The “Enlightenment,” led by thinkers like Immanuel Kant, hoped to put universal truths of reason in the place of traditional dogmas. We have grown up, Kant hopefully proclaimed, and no longer depend on the authority of God the Father to tell us the difference between Right and Wrong. Since I realize, as a rational adult, that there is no ground for me to claim entitlements that I would not accord anyone else, I must recognize that any attempt to use others as means to my ends is wrong.
And yet, it was on the grounds of this rational account that Nazi atrocities were justified. It is a pipedream to suppose that the legislation of value is as rule-governed and logically constrained as mathematics. And it is perhaps the hallmark of humanity that our heroes are precisely those who are willing to die for beliefs that no logic could demonstrate as valid.
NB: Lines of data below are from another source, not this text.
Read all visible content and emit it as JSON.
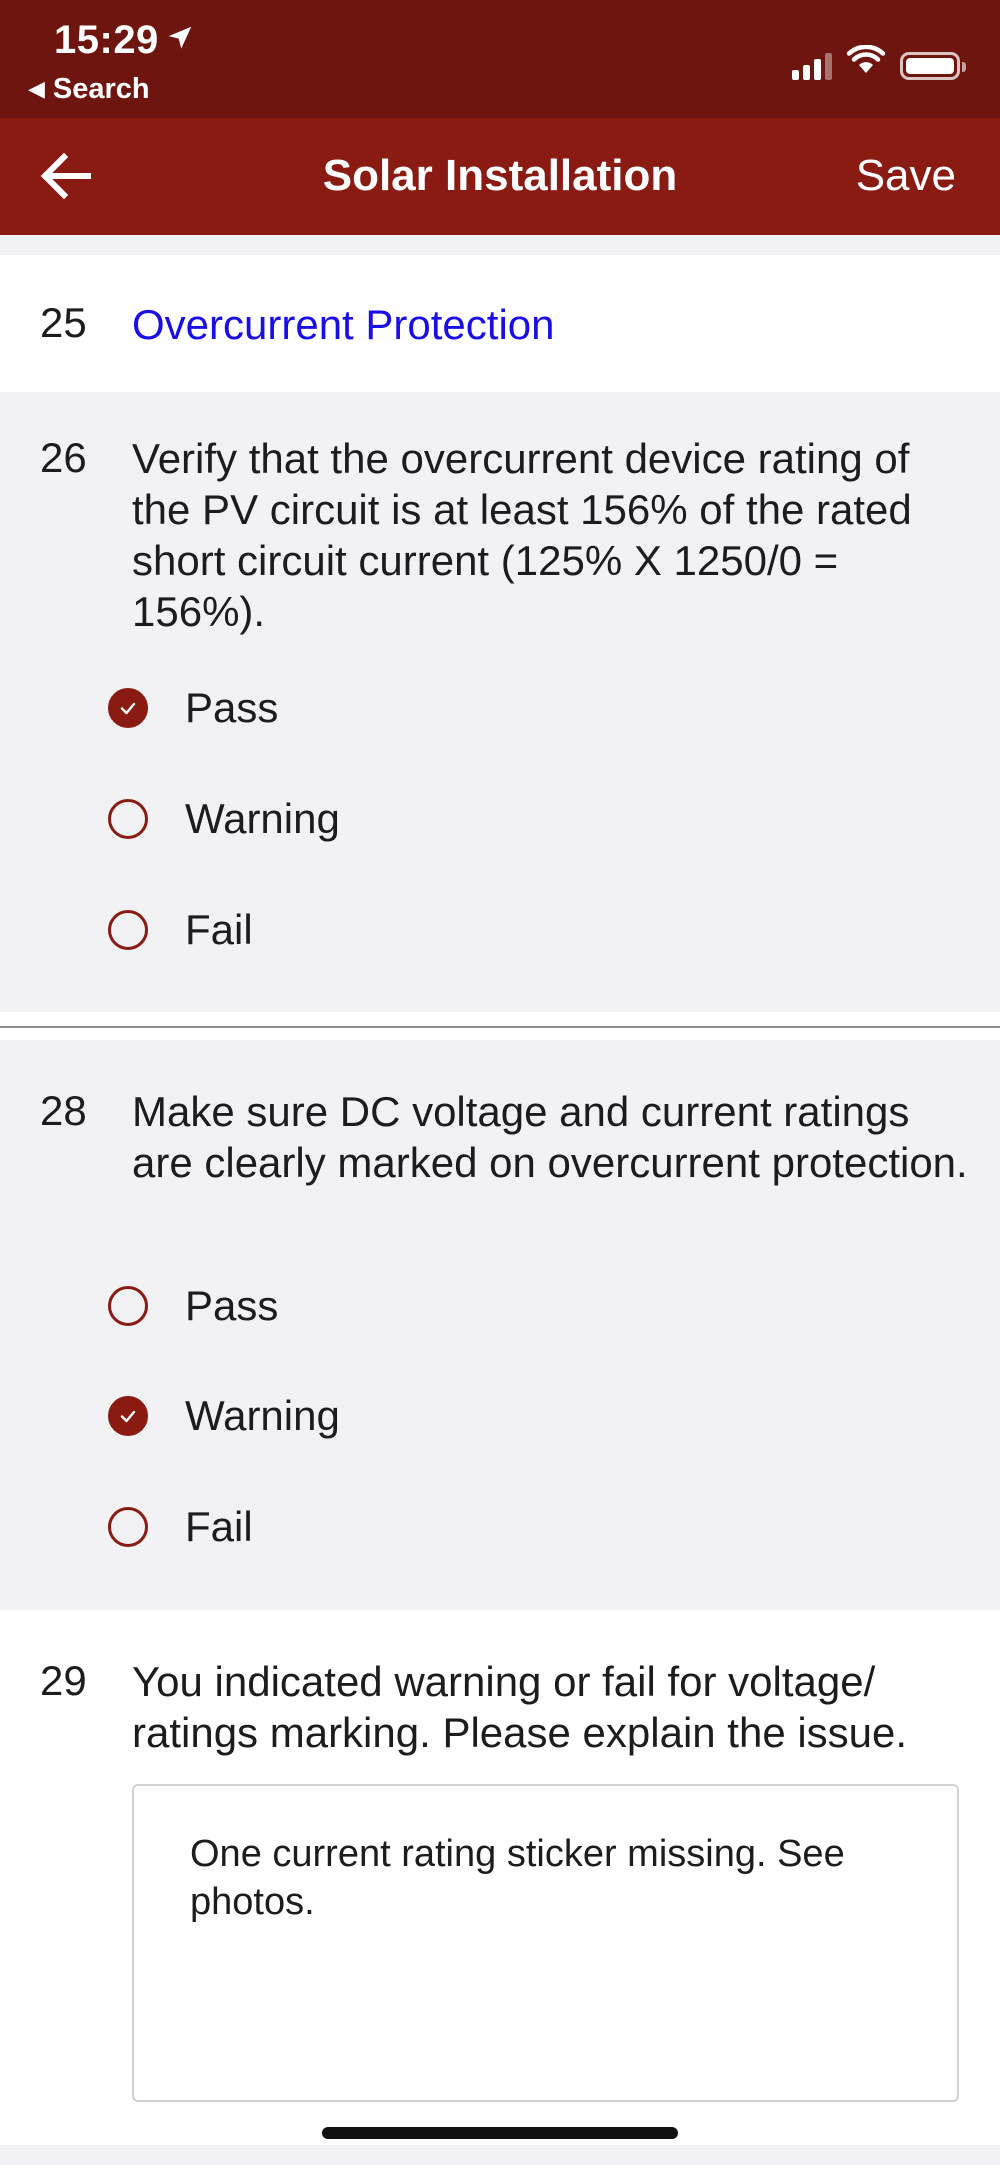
{
  "status_bar": {
    "time": "15:29",
    "back_app": "Search"
  },
  "nav": {
    "title": "Solar Installation",
    "save_label": "Save"
  },
  "q25": {
    "number": "25",
    "title": "Overcurrent Protection"
  },
  "q26": {
    "number": "26",
    "text": "Verify that the overcurrent device rating of the PV circuit is at least 156% of the rated short circuit current (125% X 1250/0 = 156%).",
    "options": [
      "Pass",
      "Warning",
      "Fail"
    ],
    "selected": "Pass"
  },
  "q28": {
    "number": "28",
    "text": "Make sure DC voltage and current ratings are clearly marked on overcurrent protection.",
    "options": [
      "Pass",
      "Warning",
      "Fail"
    ],
    "selected": "Warning"
  },
  "q29": {
    "number": "29",
    "text": "You indicated warning or fail for voltage/ ratings marking. Please explain the issue.",
    "answer": "One current rating sticker missing. See photos."
  },
  "colors": {
    "status_bar": "#6f150f",
    "nav_bar": "#8a1b12",
    "link": "#1a0ee8",
    "accent": "#8a1b12"
  },
  "icons": {
    "location": "location-arrow-icon",
    "back": "arrow-left-icon",
    "check": "checkmark-icon"
  }
}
At the end of Tolstoy’s “Anna Karenina,” the character of Levin resolves the spiritual crisis that had haunted him since his brother’s death by reflecting on a seemingly trivial conversation he has with a peasant. A good local man, Levin is told, will not take advantage of his workers, even when it might benefit him. “He lives for the soul. He remembers God.”
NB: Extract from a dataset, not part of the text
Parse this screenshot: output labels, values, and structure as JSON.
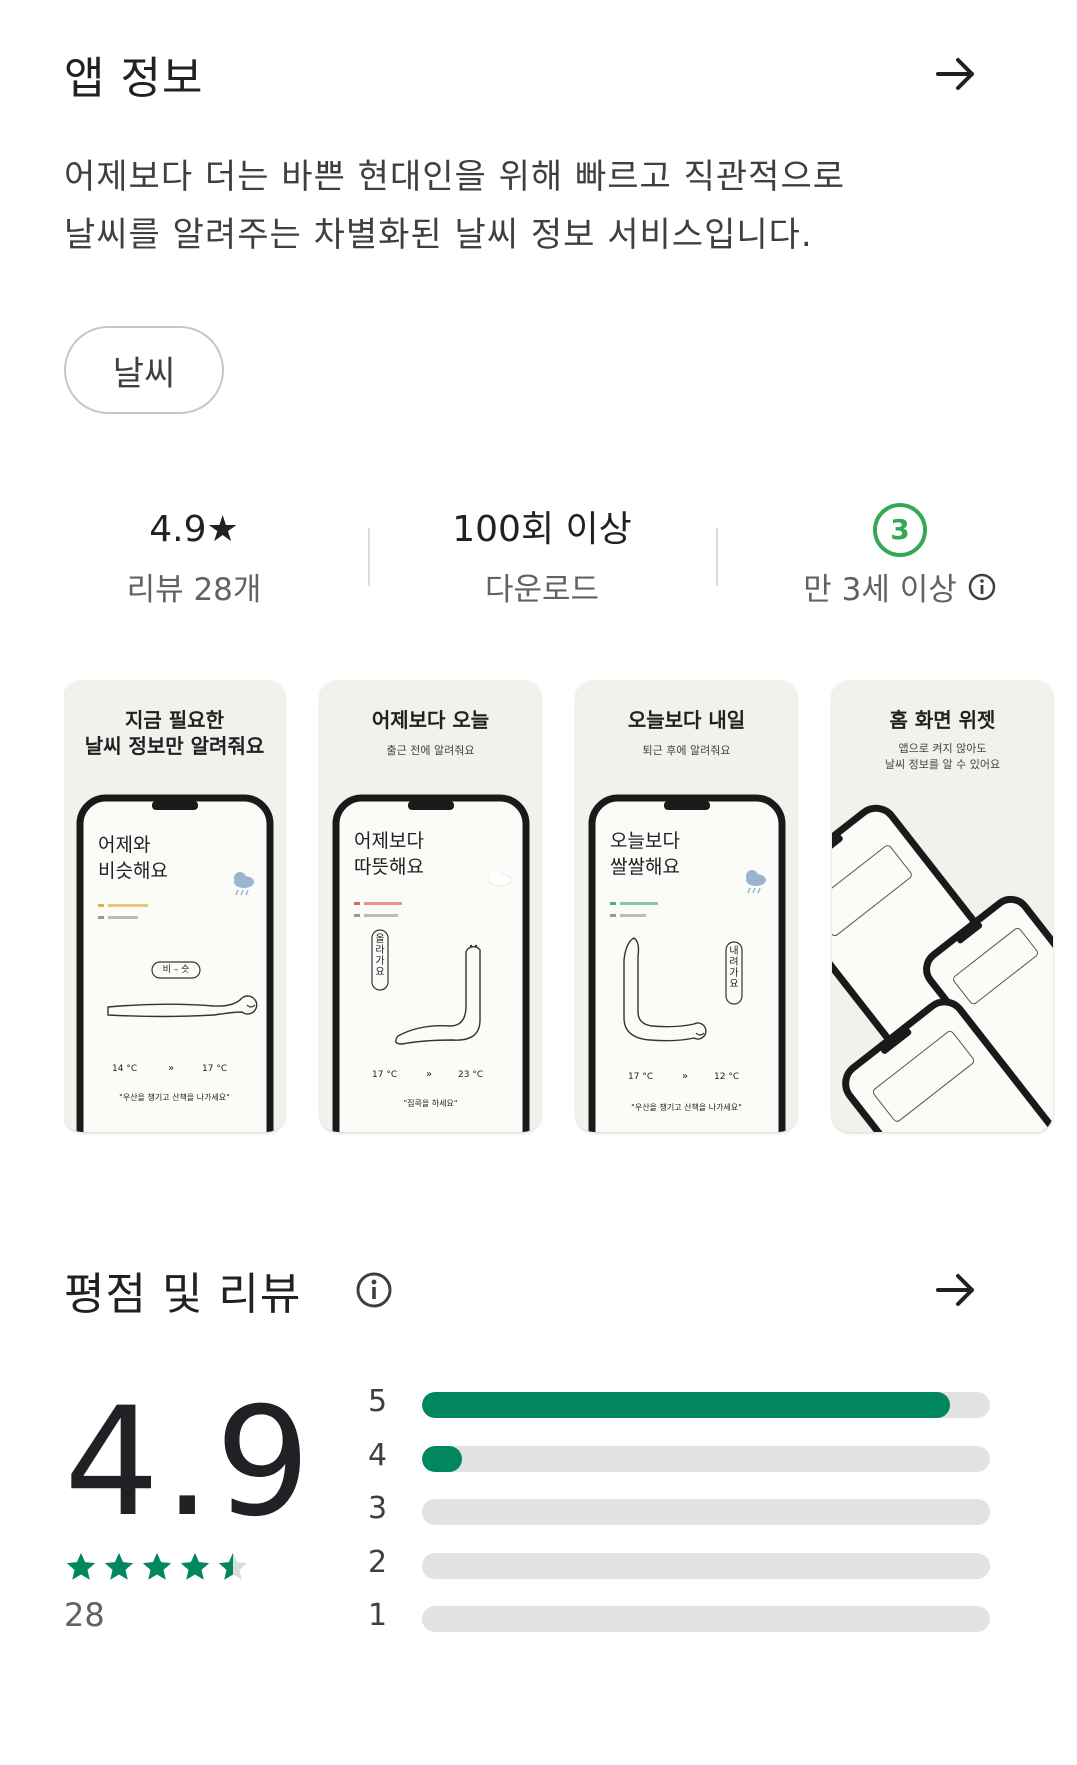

Although these are meaningless words for a scientific mind, Levin immediately understands them, and realizes that everyone else will as well. “We’re all agreed on this one thing,” he concludes: “what we should live for and what is good.” But what is good? For Levin, it is essentially what the Russian Orthodox Church teaches—although he admits that it must be possible for such a revelation to be available to anyone. So what, then, shall we make of the specifics of particular belief systems? What status do dogmas hold in any belief in the Good? Tolstoy’s answer comes in the form of a metaphor. The astronomer who observes the heavens does so from the same meridian on earth each time; his observations would be chaotic and meaningless if he tried to make them from every possible terrestrial perspective at once. The Church is one of these terrestrial perspectives, without which “seeing” would not be possible at all, but its teaching does not thereby rule out the validity of other perspectives on the same reality. All seeing is a seeing-as; that our experience is from our perspective is simply a necessary condition of its being our experience.
So where does that leave us? I believe that we should not be too quick to believe what we believe, that we should try to remember that “belief” is always mediated, second-hand, and provisional, filtered through language, culture, and a host of other accidental structures without which it cannot even have a definite form. Only if we suspend our own beliefs in this way may we be fair to the humanity which underlies the capacity for belief, a capacity which is the source of all that is productive, valuable, and also terrible in what we do.